JERUSALEM, NOV. 2, 2004 (Zenit.org).- The apostolic delegate in Jerusalem says that the resumption of pilgrimages to the Holy Land is crucial to ending the exodus of Christians.
Archbishop Pietro Sambi explained the situation in the Holy Land to a group of Spanish journalists who were in Jerusalem on an institutional pilgrimage.
“Christians in the Holy Land are a small minority, only 2% of the population,” he said. “They feel themselves a minority in the face of the great Jewish majority, and the great Muslim majority.”
“At the start of the second intifada, Jews worldwide organized themselves to help the Jews who are here,” the archbishop said. “The Muslims of the Gulf and other parts of the world organized themselves to help the Muslims who are here. The Christians disappeared, and the few Christians who remained had the impression of being abandoned by the rest of their brothers.”

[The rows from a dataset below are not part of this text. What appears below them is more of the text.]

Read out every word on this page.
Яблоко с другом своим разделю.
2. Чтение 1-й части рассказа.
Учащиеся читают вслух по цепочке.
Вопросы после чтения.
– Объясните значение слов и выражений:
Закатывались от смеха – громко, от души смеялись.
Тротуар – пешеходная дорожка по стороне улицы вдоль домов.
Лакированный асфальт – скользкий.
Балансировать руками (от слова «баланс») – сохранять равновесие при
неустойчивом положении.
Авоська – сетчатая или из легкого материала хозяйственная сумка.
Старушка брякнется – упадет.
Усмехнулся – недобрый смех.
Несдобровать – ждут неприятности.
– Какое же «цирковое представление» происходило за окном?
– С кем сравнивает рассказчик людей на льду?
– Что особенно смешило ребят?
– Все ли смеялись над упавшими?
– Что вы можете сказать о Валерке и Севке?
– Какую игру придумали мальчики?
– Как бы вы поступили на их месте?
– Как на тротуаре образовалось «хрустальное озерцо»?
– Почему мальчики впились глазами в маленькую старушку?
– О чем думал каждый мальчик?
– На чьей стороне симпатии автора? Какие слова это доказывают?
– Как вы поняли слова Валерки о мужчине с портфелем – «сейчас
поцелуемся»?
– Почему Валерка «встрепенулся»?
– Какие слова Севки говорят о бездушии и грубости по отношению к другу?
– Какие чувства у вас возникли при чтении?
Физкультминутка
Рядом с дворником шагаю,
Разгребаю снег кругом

“Material aid came from many other parts of the world, with which it was possible to help the schools to survive, and medical centers to continue to provide their services, but something was lacking: the presence of Christians,” he added.
“Look, I am not afraid for the holy places,” the apostolic delegate continued. “To say it in a rather brutal way, they bring too much money to the country and they will be respected. But these holy places will be living places, which help one to live, while there is a community around them that believes, loves and hopes. Without that community, the holy places would be cold museums, and no longer places of life.”
“Pilgrimages are the most complete way to help the local Christians, the Mother Church of Jerusalem and of the Holy Land,” he said.
“In the first place, it is a spiritual, psychological and human help,” the prelate said. “Christians here look at pilgrims much more than the latter look at them, and this presence of pilgrims makes them say: Here we are few, but look how many brothers and sisters from many parts of the world come here. We are all part of a great family, the family of the disciples of Christ. It is a moral, human help of the first order.”
“In addition to this,” he added, “there is also the material help, because the majority of Christians of the Holy Land have specialized in the service of pilgrims: transport, guides, hotels, restaurants, souvenir shops, etc. And when there are pilgrims, there is also help for local Christian families.”